La exministra de Seguridad, Patricia Bullrich, se encuentra en una encrucijada política crucial mientras define los próximos pasos a seguir en el Senado. Tras el escándalo generado por Manuel Adorni y con las prioridades bien definidas por los hermanos Milei en el Congreso, Bullrich busca relanzar la actividad legislativa, donde uno de los temas centrales será la reforma a la Carta Orgánica del Banco Central. En este contexto, la reforma política se presenta como el principal desafío, ya que los votos necesarios para su aprobación aún no están asegurados, lo que complica el panorama para el oficialismo.

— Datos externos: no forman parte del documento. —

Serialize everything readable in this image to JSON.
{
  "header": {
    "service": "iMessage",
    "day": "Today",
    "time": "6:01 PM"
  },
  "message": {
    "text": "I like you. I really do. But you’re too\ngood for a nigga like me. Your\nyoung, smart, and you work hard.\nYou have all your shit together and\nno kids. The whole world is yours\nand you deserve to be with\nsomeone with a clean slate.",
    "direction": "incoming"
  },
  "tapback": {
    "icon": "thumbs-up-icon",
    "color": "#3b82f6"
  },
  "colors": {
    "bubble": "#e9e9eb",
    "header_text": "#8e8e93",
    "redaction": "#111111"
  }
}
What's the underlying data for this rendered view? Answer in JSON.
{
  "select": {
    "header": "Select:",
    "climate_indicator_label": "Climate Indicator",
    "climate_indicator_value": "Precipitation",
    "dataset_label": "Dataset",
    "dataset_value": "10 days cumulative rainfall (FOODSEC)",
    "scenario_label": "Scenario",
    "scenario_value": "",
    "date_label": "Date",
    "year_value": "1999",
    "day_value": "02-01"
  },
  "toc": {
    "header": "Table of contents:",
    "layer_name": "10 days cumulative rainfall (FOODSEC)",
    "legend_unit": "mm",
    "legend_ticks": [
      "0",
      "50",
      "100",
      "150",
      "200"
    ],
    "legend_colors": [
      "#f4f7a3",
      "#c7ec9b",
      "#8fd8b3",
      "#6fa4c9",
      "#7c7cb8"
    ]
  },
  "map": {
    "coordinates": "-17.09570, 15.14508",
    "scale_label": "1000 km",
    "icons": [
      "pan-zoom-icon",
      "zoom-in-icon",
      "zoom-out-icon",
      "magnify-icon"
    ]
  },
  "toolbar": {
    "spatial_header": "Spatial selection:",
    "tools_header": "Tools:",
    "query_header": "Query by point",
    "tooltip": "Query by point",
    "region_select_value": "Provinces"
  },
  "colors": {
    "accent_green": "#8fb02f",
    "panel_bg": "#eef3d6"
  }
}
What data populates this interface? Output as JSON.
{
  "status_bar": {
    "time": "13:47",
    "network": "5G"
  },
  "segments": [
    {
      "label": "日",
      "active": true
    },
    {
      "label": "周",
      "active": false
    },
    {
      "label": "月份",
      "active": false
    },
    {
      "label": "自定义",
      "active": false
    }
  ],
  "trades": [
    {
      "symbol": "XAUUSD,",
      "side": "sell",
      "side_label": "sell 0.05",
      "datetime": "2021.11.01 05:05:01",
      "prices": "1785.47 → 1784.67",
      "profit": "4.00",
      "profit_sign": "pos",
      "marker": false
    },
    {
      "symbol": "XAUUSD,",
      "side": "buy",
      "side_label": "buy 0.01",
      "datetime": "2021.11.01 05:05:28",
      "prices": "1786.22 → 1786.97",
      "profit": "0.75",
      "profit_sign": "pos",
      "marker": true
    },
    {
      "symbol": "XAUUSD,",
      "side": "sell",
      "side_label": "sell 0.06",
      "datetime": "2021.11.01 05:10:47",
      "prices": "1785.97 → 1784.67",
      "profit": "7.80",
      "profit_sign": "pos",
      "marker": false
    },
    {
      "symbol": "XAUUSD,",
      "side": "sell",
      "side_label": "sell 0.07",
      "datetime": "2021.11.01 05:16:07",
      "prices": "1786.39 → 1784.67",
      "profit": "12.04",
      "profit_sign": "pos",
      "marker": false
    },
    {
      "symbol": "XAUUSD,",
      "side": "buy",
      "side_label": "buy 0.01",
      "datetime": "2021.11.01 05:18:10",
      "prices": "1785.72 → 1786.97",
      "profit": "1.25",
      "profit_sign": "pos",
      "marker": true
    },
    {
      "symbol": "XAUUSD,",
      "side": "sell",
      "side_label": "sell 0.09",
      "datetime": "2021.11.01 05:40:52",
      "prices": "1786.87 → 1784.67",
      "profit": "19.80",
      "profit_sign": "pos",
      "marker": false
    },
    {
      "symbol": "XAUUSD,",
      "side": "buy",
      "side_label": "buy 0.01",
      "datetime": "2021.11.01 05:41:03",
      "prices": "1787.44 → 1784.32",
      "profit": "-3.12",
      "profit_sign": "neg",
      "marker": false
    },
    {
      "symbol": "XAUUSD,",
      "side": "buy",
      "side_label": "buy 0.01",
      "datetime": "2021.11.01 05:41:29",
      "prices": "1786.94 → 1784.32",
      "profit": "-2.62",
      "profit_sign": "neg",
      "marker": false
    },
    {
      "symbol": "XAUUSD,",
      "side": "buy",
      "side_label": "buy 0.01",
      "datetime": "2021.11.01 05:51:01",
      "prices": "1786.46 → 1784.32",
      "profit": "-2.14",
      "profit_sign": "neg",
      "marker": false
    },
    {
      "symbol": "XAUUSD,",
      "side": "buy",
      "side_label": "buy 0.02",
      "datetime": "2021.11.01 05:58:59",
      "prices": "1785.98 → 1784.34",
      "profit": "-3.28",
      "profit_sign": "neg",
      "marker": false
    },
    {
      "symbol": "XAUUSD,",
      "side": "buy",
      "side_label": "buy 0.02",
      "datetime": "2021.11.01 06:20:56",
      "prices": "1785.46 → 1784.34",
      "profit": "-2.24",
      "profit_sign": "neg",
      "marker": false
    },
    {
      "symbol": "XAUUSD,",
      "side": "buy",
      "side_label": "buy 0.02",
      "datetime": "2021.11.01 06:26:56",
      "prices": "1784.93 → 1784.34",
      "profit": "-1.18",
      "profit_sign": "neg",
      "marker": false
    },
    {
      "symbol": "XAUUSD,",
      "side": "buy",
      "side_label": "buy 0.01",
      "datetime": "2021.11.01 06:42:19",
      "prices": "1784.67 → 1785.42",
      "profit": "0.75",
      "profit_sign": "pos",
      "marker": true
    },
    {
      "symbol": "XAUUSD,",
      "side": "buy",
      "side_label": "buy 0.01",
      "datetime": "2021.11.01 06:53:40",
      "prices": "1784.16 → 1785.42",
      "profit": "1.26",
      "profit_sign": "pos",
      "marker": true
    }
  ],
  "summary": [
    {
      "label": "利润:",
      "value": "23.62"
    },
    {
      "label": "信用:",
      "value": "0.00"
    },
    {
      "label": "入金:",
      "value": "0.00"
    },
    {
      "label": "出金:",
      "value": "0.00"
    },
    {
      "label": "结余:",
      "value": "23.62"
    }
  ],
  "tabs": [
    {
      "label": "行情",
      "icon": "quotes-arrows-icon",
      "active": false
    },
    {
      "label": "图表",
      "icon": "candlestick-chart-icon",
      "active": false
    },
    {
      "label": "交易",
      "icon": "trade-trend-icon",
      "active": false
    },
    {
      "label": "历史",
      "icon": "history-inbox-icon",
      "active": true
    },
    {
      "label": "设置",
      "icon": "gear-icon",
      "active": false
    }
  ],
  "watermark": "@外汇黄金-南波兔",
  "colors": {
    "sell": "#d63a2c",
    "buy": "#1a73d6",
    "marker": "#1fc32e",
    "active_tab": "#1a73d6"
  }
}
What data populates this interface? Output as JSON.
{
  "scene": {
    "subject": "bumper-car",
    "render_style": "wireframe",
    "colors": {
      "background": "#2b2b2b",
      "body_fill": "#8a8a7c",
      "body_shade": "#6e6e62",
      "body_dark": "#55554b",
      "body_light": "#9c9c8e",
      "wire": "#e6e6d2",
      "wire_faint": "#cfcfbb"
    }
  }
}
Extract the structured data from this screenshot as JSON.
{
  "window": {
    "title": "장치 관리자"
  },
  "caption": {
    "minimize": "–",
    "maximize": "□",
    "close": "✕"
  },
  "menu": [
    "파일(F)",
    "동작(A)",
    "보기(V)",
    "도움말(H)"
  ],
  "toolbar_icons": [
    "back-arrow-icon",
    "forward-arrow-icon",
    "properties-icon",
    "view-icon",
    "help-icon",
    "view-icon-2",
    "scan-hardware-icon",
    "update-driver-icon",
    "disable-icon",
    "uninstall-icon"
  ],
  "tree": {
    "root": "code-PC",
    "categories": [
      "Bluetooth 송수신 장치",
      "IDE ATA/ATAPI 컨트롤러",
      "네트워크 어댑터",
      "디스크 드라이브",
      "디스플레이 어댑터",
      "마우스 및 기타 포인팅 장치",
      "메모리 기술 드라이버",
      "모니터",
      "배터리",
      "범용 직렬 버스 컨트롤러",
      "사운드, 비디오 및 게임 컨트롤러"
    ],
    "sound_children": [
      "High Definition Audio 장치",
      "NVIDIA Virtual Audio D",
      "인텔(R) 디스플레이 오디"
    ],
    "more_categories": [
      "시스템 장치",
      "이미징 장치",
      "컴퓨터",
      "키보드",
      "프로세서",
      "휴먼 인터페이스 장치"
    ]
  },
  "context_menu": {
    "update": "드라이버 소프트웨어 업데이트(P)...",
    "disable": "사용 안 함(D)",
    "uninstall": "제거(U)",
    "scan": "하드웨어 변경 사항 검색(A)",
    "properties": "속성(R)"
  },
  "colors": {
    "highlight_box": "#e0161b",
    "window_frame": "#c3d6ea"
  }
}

Este miércoles, Bullrich convocó a los jefes de bloque en el Senado para establecer un plan de acción en las próximas sesiones. El encuentro se llevó a cabo en el despacho de la vicepresidenta, Victoria Villarruel, y se centró en delinear los temas prioritarios a tratar. Entre ellos, se destaca el proyecto de Inviolabilidad de la propiedad privada, que ha sido objeto de diversos intentos fallidos de aprobación, pero que ahora se espera que obtenga media sanción en la próxima sesión, programada para el jueves. Este avance es crucial, ya que el tema ha estado estancado no solo por la controversia en torno a la figura de Adorni, sino también por las múltiples objeciones de los aliados del oficialismo.
El proyecto de Inviolabilidad de la propiedad privada, impulsado por el ministro de Desregulación, Federico Sturzenegger, ha encontrado resistencia en varios sectores del Congreso, especialmente en lo que respecta a los capítulos que alteran el espíritu del Registro Nacional de la Propiedad (Renabap) y la Ley de Tierras. Después de intensas negociaciones, Bullrich se muestra optimista respecto a la posibilidad de llegar a un acuerdo que garantice los votos necesarios para su aprobación. Se prevé que el texto final se elabore durante la sesión, donde se realizarán los ajustes acordados previamente en el dictamen de comisión.
Además de la discusión sobre la propiedad privada, la Cámara alta tiene en agenda la consideración de 36 pliegos judiciales, entre los cuales se destaca el del juez Víctor Pesino. Este magistrado, que próximamente cumplirá 75 años, requiere del acuerdo del Senado para extender su mandato por cinco años más. Pesino es conocido por haber anulado una cautelar de la CGT que amenazaba con paralizar gran parte de la reforma laboral impulsada por el actual gobierno, lo que ha generado un amplio debate sobre su idoneidad para continuar en funciones.
La situación política en el Senado se torna cada vez más compleja, ya que el gobierno de Javier Milei enfrenta un fuerte rechazo tanto dentro como fuera del Congreso. La figura de Bullrich se erige como un pilar fundamental en este contexto, intentando demostrar que sus advertencias sobre la crisis institucional eran acertadas. La exministra ha tomado la iniciativa de organizar las próximas sesiones en la Cámara alta, asegurando que se abordarán tanto la reforma política como otros temas de relevancia legislativa.
Mientras la atención de la opinión pública también se ve atraída por el desempeño de la selección argentina de fútbol en la Copa del Mundo, Bullrich se esfuerza por retomar la agenda política y evitar una parálisis legislativa que podría tener consecuencias significativas para la estabilidad del gobierno. En este marco, su capacidad para negociar y alcanzar consensos será fundamental para avanzar en la implementación de las reformas que el oficialismo se ha propuesto. La próxima semana será decisiva, y todas las miradas estarán puestas en el Senado y en la dirección que tome la política argentina de aquí en adelante.